The backdrop of the game beween No. 8 Maryland women’s basketball and Michigan State was much different than when these programs met earlier in the season. This time around, the game was down to the wire and essentially decided by free throws, and it ended with a 66-61 Maryland win.
Here are three takeaways from the game.
Both team were playing with heavy hearts, especially Michigan State.
Following Monday’s tragic events, when a gunman opened fire and killed three students and injured five more on the campus of Michigan State University, both teams entered Saturday’s game with heavy emotions. The Spartans were grieving the tragic deaths of fellow students as Maryland prayed for healing for its fellow Big Ten opponent.
Saturday was the first time the Spartans women’s basketball team took the court since the unthinkable shooting. The coaches and players wore gray shirts that read “Spartan Strong” in green text.

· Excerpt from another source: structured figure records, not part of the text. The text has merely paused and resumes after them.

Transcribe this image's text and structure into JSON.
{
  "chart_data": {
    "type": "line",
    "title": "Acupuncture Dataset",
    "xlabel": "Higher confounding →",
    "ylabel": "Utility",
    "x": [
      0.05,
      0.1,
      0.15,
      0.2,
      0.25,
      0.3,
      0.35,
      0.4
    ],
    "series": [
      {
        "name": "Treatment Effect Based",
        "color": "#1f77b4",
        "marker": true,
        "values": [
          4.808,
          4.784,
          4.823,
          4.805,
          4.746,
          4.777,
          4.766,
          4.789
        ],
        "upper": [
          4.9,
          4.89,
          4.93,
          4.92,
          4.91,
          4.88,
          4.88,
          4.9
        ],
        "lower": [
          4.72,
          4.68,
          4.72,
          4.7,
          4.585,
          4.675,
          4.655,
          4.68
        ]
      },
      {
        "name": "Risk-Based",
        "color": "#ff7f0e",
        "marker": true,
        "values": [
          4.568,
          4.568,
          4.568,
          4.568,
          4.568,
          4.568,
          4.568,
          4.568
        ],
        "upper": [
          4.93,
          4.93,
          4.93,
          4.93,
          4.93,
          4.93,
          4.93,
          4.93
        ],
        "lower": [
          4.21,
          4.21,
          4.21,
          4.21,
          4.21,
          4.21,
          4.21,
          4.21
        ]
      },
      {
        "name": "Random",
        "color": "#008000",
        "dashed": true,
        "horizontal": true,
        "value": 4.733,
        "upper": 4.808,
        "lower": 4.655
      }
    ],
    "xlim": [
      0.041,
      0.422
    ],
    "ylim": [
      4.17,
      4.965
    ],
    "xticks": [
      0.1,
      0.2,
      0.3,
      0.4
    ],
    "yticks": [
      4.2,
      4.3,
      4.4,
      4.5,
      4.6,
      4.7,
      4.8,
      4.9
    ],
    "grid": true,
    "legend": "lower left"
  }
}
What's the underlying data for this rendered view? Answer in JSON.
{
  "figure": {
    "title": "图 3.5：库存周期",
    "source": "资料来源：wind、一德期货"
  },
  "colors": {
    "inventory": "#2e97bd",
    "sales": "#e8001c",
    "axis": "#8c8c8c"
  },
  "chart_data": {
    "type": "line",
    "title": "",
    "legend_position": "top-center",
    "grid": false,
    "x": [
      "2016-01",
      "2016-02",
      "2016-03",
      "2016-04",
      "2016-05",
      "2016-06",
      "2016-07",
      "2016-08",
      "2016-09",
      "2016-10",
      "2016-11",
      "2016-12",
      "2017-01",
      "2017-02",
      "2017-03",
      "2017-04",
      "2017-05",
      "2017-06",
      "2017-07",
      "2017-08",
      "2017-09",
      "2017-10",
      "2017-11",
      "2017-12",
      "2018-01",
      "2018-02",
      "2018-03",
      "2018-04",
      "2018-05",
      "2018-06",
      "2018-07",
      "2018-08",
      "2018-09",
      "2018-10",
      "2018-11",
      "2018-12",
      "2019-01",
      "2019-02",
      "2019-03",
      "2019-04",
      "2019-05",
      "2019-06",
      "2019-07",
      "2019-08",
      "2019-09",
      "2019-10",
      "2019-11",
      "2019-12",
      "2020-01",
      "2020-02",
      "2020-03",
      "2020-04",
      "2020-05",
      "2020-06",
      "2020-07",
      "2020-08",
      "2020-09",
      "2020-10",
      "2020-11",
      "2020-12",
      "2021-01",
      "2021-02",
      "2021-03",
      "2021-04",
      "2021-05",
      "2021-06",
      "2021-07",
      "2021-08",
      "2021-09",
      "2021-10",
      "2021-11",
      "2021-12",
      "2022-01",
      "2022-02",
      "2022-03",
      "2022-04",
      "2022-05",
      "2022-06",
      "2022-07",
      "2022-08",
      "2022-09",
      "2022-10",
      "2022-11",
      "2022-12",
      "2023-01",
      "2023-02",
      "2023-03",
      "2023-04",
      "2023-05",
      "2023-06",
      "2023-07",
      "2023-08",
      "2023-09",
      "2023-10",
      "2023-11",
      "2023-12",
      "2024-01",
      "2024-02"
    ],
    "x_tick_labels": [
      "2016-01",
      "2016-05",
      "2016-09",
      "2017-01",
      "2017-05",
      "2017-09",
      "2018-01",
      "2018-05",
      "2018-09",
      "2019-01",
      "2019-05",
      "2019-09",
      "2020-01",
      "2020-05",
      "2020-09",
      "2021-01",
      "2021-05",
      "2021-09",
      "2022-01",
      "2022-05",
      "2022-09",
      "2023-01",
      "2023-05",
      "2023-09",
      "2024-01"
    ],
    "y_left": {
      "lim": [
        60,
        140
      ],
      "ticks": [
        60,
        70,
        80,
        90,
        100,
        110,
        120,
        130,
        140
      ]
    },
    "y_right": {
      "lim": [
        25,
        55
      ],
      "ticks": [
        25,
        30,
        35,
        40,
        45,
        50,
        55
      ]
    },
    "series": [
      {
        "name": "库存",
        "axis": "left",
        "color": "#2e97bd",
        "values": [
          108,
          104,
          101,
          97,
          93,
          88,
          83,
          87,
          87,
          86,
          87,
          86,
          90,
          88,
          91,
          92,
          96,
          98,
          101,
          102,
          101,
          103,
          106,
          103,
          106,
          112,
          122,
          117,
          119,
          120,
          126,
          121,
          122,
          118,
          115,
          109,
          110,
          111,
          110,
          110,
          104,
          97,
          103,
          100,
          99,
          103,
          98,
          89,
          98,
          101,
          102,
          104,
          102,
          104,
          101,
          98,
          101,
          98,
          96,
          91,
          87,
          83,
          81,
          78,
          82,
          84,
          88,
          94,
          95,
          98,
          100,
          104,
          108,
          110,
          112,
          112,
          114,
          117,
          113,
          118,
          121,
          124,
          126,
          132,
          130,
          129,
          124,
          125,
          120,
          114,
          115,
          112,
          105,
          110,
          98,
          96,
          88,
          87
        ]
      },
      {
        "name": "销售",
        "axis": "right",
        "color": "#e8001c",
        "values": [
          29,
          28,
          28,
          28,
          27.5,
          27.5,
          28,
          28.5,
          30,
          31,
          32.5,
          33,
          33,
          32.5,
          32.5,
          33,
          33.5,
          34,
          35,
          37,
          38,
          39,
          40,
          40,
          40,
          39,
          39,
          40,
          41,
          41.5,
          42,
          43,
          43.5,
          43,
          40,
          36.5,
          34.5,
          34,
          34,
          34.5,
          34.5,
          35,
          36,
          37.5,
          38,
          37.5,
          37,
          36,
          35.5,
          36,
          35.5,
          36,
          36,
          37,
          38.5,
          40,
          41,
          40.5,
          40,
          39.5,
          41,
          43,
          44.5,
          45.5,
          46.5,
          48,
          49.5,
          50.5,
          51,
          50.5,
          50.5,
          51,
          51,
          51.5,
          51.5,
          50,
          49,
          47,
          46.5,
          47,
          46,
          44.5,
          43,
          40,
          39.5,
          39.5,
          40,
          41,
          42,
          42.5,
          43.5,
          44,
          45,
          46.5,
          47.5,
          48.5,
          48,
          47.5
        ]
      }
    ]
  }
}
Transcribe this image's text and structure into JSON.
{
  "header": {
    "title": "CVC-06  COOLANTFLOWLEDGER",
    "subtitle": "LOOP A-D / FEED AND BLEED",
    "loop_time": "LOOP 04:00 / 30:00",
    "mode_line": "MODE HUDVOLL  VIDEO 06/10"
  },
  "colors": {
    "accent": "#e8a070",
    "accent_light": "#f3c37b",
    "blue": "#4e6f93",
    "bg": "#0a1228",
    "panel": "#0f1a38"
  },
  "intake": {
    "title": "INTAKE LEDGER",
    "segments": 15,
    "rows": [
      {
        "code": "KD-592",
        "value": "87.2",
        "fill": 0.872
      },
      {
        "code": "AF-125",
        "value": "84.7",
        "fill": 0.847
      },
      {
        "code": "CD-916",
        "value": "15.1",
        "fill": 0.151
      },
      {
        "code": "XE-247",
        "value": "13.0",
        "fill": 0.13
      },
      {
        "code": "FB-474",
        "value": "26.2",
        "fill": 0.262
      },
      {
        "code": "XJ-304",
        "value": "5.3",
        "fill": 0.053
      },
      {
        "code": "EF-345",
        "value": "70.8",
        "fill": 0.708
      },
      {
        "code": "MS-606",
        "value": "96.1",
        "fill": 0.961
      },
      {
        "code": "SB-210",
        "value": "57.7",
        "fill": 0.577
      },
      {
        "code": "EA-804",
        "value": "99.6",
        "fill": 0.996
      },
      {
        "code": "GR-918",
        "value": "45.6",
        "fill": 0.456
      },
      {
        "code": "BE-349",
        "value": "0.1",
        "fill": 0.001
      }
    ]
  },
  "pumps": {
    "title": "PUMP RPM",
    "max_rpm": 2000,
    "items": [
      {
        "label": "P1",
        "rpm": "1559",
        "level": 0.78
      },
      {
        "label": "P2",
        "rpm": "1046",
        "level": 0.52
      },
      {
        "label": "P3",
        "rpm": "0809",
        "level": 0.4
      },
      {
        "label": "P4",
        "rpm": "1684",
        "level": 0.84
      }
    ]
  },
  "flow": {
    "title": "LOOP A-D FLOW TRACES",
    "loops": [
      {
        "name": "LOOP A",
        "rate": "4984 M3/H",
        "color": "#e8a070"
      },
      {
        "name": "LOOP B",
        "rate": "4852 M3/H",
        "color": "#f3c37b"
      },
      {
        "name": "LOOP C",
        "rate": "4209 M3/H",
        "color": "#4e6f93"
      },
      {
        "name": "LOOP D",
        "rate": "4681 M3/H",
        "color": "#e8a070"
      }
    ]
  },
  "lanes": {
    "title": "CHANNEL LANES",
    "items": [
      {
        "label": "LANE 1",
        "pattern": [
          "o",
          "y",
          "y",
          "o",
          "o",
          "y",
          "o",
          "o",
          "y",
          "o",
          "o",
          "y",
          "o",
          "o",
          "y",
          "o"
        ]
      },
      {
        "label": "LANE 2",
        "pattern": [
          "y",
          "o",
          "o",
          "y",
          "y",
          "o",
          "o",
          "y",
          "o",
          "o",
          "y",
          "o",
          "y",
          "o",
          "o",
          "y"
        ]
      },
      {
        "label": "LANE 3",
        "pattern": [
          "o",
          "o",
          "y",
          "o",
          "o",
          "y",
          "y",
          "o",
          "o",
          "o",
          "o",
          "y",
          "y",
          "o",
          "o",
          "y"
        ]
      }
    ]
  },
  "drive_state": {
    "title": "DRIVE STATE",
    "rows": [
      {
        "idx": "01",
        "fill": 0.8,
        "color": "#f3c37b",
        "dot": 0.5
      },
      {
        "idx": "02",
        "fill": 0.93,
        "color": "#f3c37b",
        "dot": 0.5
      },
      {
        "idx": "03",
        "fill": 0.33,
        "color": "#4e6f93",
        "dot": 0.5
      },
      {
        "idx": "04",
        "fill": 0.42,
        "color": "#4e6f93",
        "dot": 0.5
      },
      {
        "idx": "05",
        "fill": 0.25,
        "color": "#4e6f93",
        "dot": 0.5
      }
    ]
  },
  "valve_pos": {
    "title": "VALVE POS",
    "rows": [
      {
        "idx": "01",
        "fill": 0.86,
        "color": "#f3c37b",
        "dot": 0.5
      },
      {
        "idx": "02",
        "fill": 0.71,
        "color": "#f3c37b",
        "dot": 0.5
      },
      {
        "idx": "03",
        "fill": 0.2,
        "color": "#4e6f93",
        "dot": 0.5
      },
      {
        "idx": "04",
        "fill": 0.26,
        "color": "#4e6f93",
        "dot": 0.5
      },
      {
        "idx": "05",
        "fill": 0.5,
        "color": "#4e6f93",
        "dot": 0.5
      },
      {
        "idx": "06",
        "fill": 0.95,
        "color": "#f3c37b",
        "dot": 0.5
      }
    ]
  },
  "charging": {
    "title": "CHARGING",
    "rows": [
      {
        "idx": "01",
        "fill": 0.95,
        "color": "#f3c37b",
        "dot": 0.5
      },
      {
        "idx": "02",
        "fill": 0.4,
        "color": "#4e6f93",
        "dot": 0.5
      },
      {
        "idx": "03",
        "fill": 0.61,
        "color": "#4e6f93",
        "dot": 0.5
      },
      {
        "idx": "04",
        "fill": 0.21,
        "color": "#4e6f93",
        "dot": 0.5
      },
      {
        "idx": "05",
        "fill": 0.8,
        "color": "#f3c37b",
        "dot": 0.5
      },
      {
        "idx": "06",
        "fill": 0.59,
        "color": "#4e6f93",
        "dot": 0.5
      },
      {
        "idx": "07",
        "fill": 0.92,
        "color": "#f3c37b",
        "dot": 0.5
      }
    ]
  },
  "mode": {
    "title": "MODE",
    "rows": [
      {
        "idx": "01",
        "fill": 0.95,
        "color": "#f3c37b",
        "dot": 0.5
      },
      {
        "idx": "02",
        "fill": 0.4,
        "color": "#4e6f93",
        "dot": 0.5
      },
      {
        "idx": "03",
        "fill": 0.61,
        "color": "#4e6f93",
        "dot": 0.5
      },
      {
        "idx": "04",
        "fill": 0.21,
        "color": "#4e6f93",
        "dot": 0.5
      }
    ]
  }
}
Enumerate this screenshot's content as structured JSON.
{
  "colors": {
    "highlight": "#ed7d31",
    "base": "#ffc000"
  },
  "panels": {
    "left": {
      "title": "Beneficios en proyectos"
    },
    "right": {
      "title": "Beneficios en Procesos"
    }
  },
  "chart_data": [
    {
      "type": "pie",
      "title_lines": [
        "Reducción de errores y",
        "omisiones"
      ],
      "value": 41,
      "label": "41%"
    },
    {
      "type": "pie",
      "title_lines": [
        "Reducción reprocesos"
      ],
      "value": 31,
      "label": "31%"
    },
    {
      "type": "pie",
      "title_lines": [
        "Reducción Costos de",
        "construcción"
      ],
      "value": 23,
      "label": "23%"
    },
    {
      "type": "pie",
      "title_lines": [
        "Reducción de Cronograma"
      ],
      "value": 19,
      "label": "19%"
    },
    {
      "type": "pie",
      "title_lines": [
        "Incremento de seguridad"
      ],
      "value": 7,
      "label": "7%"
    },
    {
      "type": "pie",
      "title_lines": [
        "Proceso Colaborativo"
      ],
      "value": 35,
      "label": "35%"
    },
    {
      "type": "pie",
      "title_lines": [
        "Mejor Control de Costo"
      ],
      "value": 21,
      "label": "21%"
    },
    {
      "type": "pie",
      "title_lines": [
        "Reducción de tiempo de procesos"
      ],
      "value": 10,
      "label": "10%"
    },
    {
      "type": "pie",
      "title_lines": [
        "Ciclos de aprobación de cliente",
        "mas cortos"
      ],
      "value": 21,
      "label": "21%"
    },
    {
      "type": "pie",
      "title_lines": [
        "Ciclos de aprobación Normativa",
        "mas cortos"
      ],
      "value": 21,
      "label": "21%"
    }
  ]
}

Maryland head coach Brenda Frese spoke about the events in her opening statement.
“We knew today was going to be extremely emotional. There isn’t really a way to prepare for that,” Frese said.
Senior guard Diamond Miller said that during the handshake line, she told the Michigan State players, “I’m praying for you guys.”
“At the end of the day, we’re humans. Basketball is fun, this is what we do and you never want to see a young human die over gun violence,” Miller added.
Both teams faced early scoring woes.
Scoring in the first half wasn’t friendly to either team, as both shot under 30% from the field. Miller was a bright spot for the Terps in the first 10 minutes, since she already had double-digit points. The supporting cast struggled to get going early.
Maryland always reevaluates itself at halftime and the intermission message worked. The Terps started the second half shooting 7-for-10 and displayed better cohesion than in the first half, extending its lead to double digits. With three minutes left in the third quarter, still, nobody other than Miller had scored more than 10 points. It was another example of Miller’s dominance in the Big Ten and importance to the team.
The third period was an overall bright spot for Maryland.
“Fortunately we’ve been having really good third quarters,” Frese said. “I thought the difference was we’re about to get back to playing Shy [Sellers] and playing our bench.”
Maryland had success at the free-throw line.
Miller typically draws multiple defenders. It is something she is used to already. When that happens she finds herself in a good position to draw fouls. With three minutes left in regulation, Miller, who led Maryland with 29 points, had taken 17 of Maryland’s 31 attempts from the free-throw line. Whenever the Spartans garnered momentum, Miller and the Terps’ ability to get to the line helped preserve their lead.
“Typically we shoot it better from the free-throw line ... needed every single one of those attempts,” Frese said.
Missing free throws is never something that looks good on the stat sheet and the Terps couldn’t convert seven of their 37 attempts. Graduate guard Abby Meyers went 1-for-2 at the line with 17 seconds left and the game on the line, as Maryland had a slim lead after Julia Ayrault hit back-to-back 3-pointers. Senior Faith Masonius hit two to put the game on ice for the Terps.
“I think it’s just what I do,” Miller said. “It’s part of my game trying to get to the foul line. Definitely need to execute better, but I definitely will.”
The tour of rematches with Big Ten teams continues for Maryland, as it hosts No. 7 Iowa on Tuesday evening. The Hawkeyes beat Maryland in the first meeting on Feb. 2, 96-82.